O Mutterle! rief sie – nur in den feierlichsten Stunden kam ihr die heimathliche Form über die Lippen – du bist die beste, goldigste Mutter in der ganzen Welt! Nein, ich kann es nicht annehmen; ich weiß, daß es dir weh thut, dir schwer wird, daß du darauf gerechnet hast, noch ein Jahrlang würden wir so beisammen bleiben und du könntest deiner Kunst leben und auch mir noch allerlei gute Dinge in meinen harten Kopf bringen. Und nun willst du auf das Alles verzichten. O Mutterle, deine himmlische Güte – wenn du wüßtest, wie schwer sie mir aufs Herz fällt, weil ich sie weniger als je verdient habe! Nun aber sollst du erst Alles wissen, und wenn du ihm auch dann nicht böse bist und dann noch einwilligst –

Kind, unterbrach die Mutter dieses stürmische Bekenntnis, sage mir Nichts weiter. Ich will Nichts wissen, nicht mehr, als ich mir schon selbst zusammenreimen kann. Meinst du, ich hätte ein Wort von der ganzen Räubergeschichte geglaubt, oder von dem Engagement wegen der Ausgrabungen? Zwar von Herrn Mathias hätte ich es nimmermehr gedacht, daß er zu solch hinterlistigen Schelmenstücken die Hand bieten könnte; der ist viel zu offen und redlich dazu und über die Jugendthorheiten hinaus; und doch –

Sie verstummte. Auch Martinchen schwieg. Sie wußte nicht, ob es nöthig sei, die Mutter wider ihren Willen von Allem, was sich zugetragen, zu unterrichten. Hatte sie doch ihr Gewissen schon ziemlich entlastet. Also ergriff sie den Mittelweg, die Hand der Gütigen zu fassen und mit Küssen zu bedecken. Obwohl aber kein Licht brannte und nur ein schwacher Schein von der Straßenlaterne hereindrang, fiel ihr doch auf einmal der seltsame breite Goldreif auf, den sie sonst nie an dieser Hand wahrgenommen hatte.

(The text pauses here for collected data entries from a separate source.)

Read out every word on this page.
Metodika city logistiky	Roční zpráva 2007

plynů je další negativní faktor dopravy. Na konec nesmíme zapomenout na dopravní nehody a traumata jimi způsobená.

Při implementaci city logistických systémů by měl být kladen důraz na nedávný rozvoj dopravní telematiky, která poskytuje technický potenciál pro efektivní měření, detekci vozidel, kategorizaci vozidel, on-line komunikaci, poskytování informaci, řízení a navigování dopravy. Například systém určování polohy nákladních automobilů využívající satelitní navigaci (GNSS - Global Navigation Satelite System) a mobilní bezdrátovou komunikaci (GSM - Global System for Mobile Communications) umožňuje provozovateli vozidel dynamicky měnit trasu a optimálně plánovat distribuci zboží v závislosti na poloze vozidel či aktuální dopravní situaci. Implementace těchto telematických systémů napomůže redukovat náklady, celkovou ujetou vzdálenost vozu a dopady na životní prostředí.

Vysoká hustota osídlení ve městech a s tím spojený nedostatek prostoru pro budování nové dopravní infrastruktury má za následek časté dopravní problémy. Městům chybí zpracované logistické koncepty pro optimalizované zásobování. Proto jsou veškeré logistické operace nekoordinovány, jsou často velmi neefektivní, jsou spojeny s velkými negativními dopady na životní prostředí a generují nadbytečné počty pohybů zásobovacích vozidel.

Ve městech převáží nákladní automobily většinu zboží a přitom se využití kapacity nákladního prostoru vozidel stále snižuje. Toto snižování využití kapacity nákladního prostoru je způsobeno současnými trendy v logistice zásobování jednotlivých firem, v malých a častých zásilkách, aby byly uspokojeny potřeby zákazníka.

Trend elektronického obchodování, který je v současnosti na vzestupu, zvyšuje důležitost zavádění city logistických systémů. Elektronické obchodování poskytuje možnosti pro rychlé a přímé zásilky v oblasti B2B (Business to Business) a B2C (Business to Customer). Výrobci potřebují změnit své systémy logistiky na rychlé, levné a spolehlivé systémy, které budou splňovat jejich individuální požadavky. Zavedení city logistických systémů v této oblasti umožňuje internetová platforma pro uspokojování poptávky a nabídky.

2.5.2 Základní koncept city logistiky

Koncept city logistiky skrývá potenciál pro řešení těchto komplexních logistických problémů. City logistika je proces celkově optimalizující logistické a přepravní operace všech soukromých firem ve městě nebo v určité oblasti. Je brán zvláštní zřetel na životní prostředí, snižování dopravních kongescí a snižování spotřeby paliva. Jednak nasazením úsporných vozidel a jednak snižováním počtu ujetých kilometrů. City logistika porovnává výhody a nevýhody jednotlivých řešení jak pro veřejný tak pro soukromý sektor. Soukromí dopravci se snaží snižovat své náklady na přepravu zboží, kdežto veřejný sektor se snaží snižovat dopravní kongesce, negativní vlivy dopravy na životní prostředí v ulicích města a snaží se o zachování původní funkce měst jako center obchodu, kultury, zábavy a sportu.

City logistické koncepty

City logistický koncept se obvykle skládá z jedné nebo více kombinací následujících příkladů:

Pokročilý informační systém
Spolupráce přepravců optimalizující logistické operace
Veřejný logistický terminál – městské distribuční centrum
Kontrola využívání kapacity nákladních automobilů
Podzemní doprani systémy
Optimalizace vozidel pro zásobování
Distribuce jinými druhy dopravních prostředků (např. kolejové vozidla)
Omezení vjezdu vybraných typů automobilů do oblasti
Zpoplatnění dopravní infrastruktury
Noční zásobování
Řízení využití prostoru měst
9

Mutter! sagte sie, plötzlich in einen ruhigeren Ton verfallend, was ist das für ein Ring, den du da trägst? Den kenne ich ja noch gar nicht.

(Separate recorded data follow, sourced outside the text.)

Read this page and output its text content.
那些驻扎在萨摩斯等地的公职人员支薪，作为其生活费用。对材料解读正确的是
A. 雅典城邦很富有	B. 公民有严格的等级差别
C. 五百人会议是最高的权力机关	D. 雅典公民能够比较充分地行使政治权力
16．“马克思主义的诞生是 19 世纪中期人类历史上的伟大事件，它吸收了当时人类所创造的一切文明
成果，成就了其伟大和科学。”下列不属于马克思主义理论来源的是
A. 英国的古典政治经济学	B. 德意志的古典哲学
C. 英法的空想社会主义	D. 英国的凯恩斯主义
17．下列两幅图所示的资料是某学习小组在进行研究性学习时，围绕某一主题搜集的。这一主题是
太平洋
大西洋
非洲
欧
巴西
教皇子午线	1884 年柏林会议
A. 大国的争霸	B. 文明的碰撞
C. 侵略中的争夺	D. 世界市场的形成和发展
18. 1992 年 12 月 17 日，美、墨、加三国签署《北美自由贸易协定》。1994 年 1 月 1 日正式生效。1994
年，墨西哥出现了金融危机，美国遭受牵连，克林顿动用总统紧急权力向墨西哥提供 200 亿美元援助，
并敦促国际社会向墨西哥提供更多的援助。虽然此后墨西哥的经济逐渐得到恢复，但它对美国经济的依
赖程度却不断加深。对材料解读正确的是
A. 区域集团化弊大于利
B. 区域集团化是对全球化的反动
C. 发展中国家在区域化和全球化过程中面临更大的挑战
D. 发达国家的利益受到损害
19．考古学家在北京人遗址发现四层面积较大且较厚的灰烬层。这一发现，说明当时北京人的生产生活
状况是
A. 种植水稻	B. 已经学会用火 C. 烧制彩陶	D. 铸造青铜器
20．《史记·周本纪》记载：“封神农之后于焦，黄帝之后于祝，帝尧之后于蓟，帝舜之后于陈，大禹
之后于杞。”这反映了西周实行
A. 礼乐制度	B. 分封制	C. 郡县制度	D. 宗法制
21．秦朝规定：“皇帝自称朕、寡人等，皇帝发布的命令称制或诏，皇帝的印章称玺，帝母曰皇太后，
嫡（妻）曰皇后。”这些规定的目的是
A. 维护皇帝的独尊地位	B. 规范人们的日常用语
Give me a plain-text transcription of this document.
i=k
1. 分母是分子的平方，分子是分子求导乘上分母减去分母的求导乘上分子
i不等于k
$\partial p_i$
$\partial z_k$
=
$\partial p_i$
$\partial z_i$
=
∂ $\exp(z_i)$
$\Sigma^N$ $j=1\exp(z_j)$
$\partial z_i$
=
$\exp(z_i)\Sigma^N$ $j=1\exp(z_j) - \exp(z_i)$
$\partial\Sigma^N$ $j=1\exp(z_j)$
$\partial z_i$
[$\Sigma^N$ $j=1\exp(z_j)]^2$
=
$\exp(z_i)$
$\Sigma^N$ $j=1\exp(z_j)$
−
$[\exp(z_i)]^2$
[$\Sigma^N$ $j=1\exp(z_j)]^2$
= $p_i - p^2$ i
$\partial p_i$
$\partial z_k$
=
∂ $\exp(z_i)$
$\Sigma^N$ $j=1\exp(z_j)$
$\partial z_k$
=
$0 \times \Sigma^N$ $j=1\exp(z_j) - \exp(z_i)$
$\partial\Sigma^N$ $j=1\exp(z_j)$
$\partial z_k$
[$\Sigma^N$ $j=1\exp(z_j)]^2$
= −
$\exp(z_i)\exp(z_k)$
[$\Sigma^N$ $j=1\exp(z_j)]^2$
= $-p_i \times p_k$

Die Mutter entzog ihr die Hand und kehrte das Gesicht nach der anderen Seite. Laß uns jetzt schlafen! sagte sie. Ich erzähle dir morgen, wie ich dazu gekommen bin. Heut bin ich zu müde. Gute Nacht, Kind!

Martinchen küßte sie noch einmal und schlüpfte dann gehorsam in ihr Bett zurück, im Stillen verwundert über dies seltsame Geheimniß. Sie hatte aber noch kaum sich wieder zurecht gelegt, da hörte sie die Mutter abermals sich aufrichten.

Es ist am Ende doch besser, sagte sie leise und zögernd, du erfährst es gleich heute. Ja ja, Jugend hat keine Tugend, aber Alter schützt vor Thorheit nicht: – ich habe mich heute Abend mit Herrn Mathias verlobt!

Mit einem hellen Freudenschrei sprang die Tochter zum zweiten Mal aus dem Bett, stürzte zur Mutter hin und kniete, ihre Hand haschend und stürmisch an die Lippen drückend, neben ihr nieder. Mutterle! rief sie, nun ist Alles gut, nun darf ich mir mein eignes Glück gönnen, und du mußt meinem Olaf vergeben, daß er dich so viel Thränen gekostet hat. Kann man einem Räuber böse sein, der einem das geraubte Gut wiederbringt und einem noch einen Schatz dazubeschert?